Die Presse: Autofahrern treiben die Preise an den Tankstellen derzeit die Zornesröte ins Gesicht. Was empfinden Sie? Freude?

Andreas Matthä: Natürlich freut es uns, wenn so viele Passagiere in unsere Züge kommen wie zuletzt im Mai. Und die hohen Spritpreise dürften hier auch eine Rolle spielen. Ich war auch immer sehr für Kostenwahrheit im Verkehr. Dennoch sollte uns die aktuelle Gesamtsituation – und die hohen Preise bei Benzin und Diesel sind nur ein Ausdruck davon – Gedanken machen.

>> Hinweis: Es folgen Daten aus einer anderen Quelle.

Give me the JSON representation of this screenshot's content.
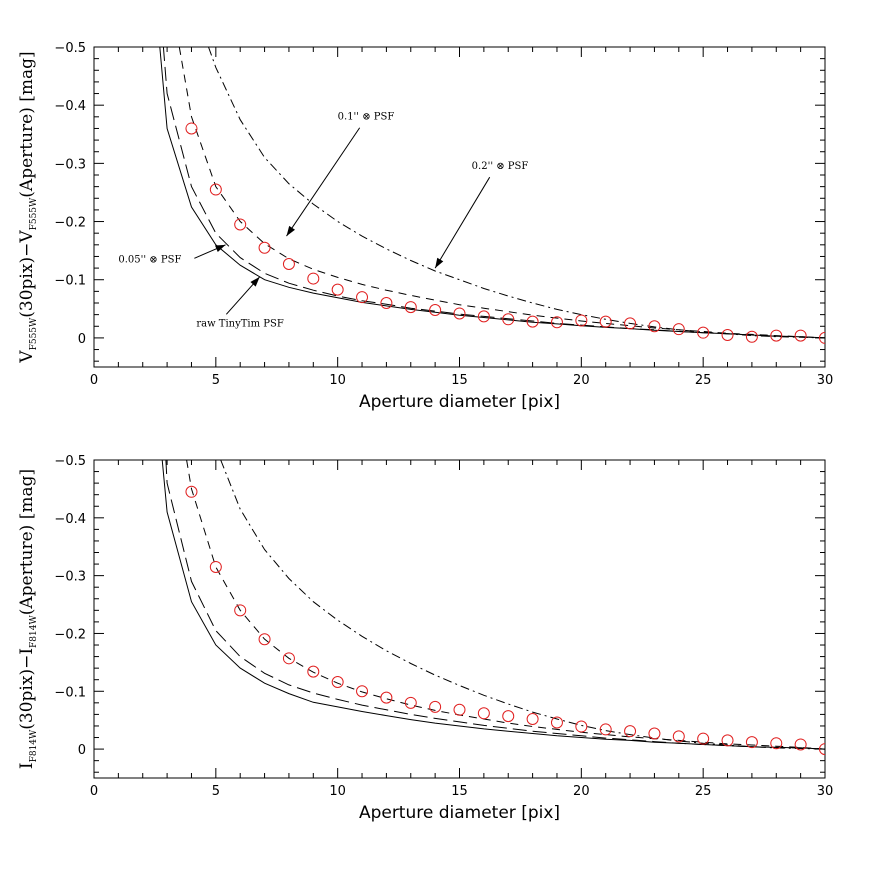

Kostenwahrheit ist eine langjährige Forderung der Bahnen. Ist diese mit dem derzeitigen Treibstoffpreisniveau erreicht?

Das müssten wir noch einmal genau berechnen. Ich glaube aber – vor allem beim Lkw – nach wie vor nicht. Der Lkw ist betriebswirtschaftlich billiger als die Bahn, die volkswirtschaftlichen Kosten liegen laut Studien aber um 17 Prozent über dem Schienengüterverkehr. Und wir sehen, dass die Transportpreise auf der Straße zwar steigen, aber nicht so stark wir die Treibstoffkosten.